A Blueprint for Renewal
The Great AI Memory Foundry is not a company, it is an initiative. A coordinated effort to rebuild what was lost and accelerate what comes next. It could be supported under the CHIPS Act as a public-private partnership spanning government, academia, and industry, focused explicitly on advanced memory systems. It needs to be part of the next phase of the CHIPS Act.

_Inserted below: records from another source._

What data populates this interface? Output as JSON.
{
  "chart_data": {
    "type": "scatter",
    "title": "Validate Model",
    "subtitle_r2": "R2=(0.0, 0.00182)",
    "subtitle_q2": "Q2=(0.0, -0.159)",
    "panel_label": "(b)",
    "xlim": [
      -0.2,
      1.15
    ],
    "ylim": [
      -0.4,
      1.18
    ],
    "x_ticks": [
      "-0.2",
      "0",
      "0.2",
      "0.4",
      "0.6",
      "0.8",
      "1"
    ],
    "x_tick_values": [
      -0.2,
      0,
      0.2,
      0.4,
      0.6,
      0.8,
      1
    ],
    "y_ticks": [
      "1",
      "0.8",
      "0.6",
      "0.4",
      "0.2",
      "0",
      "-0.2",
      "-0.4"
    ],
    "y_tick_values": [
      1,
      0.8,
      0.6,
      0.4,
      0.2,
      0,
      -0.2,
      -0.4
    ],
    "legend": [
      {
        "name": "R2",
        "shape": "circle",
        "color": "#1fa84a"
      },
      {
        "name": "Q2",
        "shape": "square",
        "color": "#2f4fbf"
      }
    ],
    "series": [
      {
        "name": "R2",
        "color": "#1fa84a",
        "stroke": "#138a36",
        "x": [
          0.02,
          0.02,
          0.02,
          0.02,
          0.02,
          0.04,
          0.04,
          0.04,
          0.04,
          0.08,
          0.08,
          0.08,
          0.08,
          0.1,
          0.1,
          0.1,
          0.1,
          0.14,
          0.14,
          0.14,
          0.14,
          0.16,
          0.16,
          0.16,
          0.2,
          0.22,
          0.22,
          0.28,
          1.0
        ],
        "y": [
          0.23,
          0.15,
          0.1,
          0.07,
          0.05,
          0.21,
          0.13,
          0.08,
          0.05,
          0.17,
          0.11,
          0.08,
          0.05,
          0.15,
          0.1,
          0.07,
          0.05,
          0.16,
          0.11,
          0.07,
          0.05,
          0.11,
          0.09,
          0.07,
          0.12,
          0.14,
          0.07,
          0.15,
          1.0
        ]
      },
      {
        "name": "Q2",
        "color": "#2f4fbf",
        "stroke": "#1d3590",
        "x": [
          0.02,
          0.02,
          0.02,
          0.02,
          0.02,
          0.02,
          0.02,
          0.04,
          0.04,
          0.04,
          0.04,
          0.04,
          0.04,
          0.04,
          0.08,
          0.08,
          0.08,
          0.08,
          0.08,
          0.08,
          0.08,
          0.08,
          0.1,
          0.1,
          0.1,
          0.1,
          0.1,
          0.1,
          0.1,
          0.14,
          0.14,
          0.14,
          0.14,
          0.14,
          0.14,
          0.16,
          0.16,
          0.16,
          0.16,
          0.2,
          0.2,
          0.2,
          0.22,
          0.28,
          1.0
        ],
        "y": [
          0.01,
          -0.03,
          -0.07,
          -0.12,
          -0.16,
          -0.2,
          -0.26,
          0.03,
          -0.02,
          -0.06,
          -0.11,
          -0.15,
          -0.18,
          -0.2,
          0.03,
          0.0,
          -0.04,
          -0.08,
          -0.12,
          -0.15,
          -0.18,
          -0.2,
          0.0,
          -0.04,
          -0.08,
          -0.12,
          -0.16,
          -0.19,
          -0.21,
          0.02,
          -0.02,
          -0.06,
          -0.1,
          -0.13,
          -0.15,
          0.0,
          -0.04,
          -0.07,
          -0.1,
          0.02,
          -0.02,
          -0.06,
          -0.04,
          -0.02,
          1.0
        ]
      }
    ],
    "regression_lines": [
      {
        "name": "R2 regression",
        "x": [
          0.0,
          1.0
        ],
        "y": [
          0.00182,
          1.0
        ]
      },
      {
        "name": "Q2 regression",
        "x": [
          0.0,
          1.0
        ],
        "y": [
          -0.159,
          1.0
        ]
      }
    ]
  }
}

Companies such as NVIDIA, Intel, Micron, and AMD could collaborate not on products, but on stability. The Department of Energy and the Department of Defense could partner with private enterprise to secure a scalable domestic supply of advanced memory for AI, high-performance computing, and data-driven industries.
The CHIPS Act was a critical first step toward restoring semiconductor manufacturing but it fell short of addressing the most strategic layer, in my opinion. The Foundry completes that effort by focusing on the data and memory systems that give compute its purpose. Compute is inert without memory, which is why I write about data movement, infrastructure flow, and ground it in memory. Sovereignty is hollow without control of the infrastructure that sustains it.
The Rebirth of Industrial Capability
When steel defined national strength, we built mills. When the space race demanded innovation, we built rockets. When data became the renewable energy of the digital age, we built the cloud. As intelligence becomes the next industrial power, we must build the memory that keeps it alive, and this needs to be a priority.
The Great AI Memory Foundry would bring manufacturing, engineering, and research back to American soil. It would ignite an ecosystem of startups, suppliers, and scientific advancement. It would establish the United States as a global center of foundational AI infrastructure.
Every year we delay, leadership slips further into the hands of others.
The time to build that foundation is now.